Doch welche Optionen bleiben? Eine Unterstützung der bewaffneten Oppositionsgruppen kommt nicht infrage. Die sind untereinander zerstritten und haben keine Chance gegen die Übermacht der Taliban. Das Einzige, was die Kämpfer erreichen könnten, wären Instabilität und ein neuer Bürgerkrieg. Stabilität aber ist nicht nur im Interesse der Afghanen, sondern auch des Westens. Andernfalls drohen die Ausbreitung des „Islamischen Staates“ und ein neuer, noch größerer Flüchtlingsstrom.

Eine Wette mit hohem Einsatz

Doch auch äußerer Druck auf die Taliban hat bislang nicht die ge­ringste Wirkung gezeigt, genau wie positive Anreize, etwa die Aussicht auf Anerkennung oder wirtschaft­liche Normalisierung. Vieles spricht dafür, dass sich innerhalb der Führung inzwischen erzreaktionäre Kräf­te durchgesetzt haben. Zu deren Weltbild gehört eine Idealisierung von Askese und Armut als Reinigung vom „schädlichen Einfluss“ des Westens.

Die Hilfsorganisationen waren diesen Leuten seit jeher verhasst, da in den Programmen stets eine Agenda von Menschenrechten und Frauenförderung mitschwang. Dass ein Aussetzen dieser Hilfe die Taliban zum Einlenken brächte, wäre eine ge­wagte Wette mit einem hohen Einsatz. Nüchtern betrachtet gibt es ohnehin wenige Beispiele für die These, dass äußerer Druck repres­sive Regime zum Einlenken zwingt. Bei den Taliban haben derlei Hoffnungen erst recht keine Grundlage.
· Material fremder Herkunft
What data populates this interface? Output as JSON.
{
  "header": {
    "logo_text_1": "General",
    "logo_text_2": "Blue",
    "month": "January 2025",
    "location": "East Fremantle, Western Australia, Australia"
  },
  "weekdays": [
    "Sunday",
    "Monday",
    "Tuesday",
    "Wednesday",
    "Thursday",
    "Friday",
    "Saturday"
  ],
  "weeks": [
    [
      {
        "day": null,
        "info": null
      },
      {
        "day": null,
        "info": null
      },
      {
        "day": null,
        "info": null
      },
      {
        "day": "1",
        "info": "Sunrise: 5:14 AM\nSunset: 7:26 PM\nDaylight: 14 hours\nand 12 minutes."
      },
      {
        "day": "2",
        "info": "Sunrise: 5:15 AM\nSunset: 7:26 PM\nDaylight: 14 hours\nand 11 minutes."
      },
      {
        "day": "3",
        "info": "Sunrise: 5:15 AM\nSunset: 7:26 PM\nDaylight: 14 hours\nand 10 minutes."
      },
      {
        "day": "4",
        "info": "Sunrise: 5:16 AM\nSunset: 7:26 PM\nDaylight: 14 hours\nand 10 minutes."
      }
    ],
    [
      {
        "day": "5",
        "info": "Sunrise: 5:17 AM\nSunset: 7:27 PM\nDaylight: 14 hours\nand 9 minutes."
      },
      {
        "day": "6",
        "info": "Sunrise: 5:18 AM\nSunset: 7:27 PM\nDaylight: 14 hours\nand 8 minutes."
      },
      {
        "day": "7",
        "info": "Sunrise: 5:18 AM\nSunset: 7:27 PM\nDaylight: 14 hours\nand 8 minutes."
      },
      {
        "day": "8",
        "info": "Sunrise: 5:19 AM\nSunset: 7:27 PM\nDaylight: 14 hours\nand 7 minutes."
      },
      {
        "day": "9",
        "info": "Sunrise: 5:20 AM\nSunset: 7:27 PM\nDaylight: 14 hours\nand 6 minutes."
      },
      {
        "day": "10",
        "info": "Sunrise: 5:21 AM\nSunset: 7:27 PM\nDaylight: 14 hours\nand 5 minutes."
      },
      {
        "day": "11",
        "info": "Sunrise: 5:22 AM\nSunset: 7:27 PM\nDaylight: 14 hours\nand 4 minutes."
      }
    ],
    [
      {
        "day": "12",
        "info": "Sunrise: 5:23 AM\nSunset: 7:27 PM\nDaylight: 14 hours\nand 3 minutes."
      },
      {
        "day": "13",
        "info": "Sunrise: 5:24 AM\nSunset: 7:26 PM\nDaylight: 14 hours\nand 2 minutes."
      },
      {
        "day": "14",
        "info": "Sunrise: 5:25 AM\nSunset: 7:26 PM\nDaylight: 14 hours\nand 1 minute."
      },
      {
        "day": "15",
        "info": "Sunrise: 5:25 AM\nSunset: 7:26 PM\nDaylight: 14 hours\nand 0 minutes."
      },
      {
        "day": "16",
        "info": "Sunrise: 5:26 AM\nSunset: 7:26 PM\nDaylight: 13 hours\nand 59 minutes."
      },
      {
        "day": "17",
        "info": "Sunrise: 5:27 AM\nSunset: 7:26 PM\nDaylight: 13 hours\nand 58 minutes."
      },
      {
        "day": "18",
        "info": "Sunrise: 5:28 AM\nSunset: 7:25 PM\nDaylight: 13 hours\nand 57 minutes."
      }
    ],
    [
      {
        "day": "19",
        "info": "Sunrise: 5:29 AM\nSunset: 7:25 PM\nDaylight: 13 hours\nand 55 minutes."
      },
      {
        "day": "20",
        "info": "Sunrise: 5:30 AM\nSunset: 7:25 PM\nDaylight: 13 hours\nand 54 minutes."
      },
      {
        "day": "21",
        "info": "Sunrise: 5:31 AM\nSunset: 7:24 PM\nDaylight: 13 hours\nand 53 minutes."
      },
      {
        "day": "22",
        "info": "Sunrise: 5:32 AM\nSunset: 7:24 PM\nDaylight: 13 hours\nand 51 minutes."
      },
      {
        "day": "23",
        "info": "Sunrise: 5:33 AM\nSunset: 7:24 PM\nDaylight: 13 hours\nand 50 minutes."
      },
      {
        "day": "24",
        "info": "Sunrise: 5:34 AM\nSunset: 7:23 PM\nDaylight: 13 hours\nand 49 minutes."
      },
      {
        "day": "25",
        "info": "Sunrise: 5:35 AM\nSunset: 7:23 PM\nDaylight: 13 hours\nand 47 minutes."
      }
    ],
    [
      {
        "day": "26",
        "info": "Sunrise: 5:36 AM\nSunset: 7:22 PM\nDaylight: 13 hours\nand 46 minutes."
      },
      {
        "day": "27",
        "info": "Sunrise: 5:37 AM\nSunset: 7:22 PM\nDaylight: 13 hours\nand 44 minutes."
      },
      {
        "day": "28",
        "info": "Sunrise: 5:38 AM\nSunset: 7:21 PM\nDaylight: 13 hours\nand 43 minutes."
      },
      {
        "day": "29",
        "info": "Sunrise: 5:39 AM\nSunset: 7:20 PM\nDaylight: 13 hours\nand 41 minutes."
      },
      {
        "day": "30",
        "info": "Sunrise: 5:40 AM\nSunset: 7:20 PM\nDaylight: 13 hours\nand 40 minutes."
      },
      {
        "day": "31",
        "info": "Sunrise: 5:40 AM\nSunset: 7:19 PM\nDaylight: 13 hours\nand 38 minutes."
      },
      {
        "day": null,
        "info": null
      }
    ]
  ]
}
Am Ende erteilt Afghanistan dem Rest der Welt mal wieder eine Lektion darin, dass es eine Illusion ist, zu glauben, man könnte die Geschicke eines Landes von außen zum Besseren wenden, wenn man nur ge­nügend Ressourcen und guten Willen aufbringt. Nach Jahrzehnten der Interventionen bleibt dem Westen die Rolle eines demütigen Zuschauers, der bedingungslose Nothilfe leistet, wo Menschen hungern, und Frauen Schutz gewähren sollte, wenn sie dem Unrecht entfliehen wollen. Alles andere können die Af­ghanen nur selbst lösen.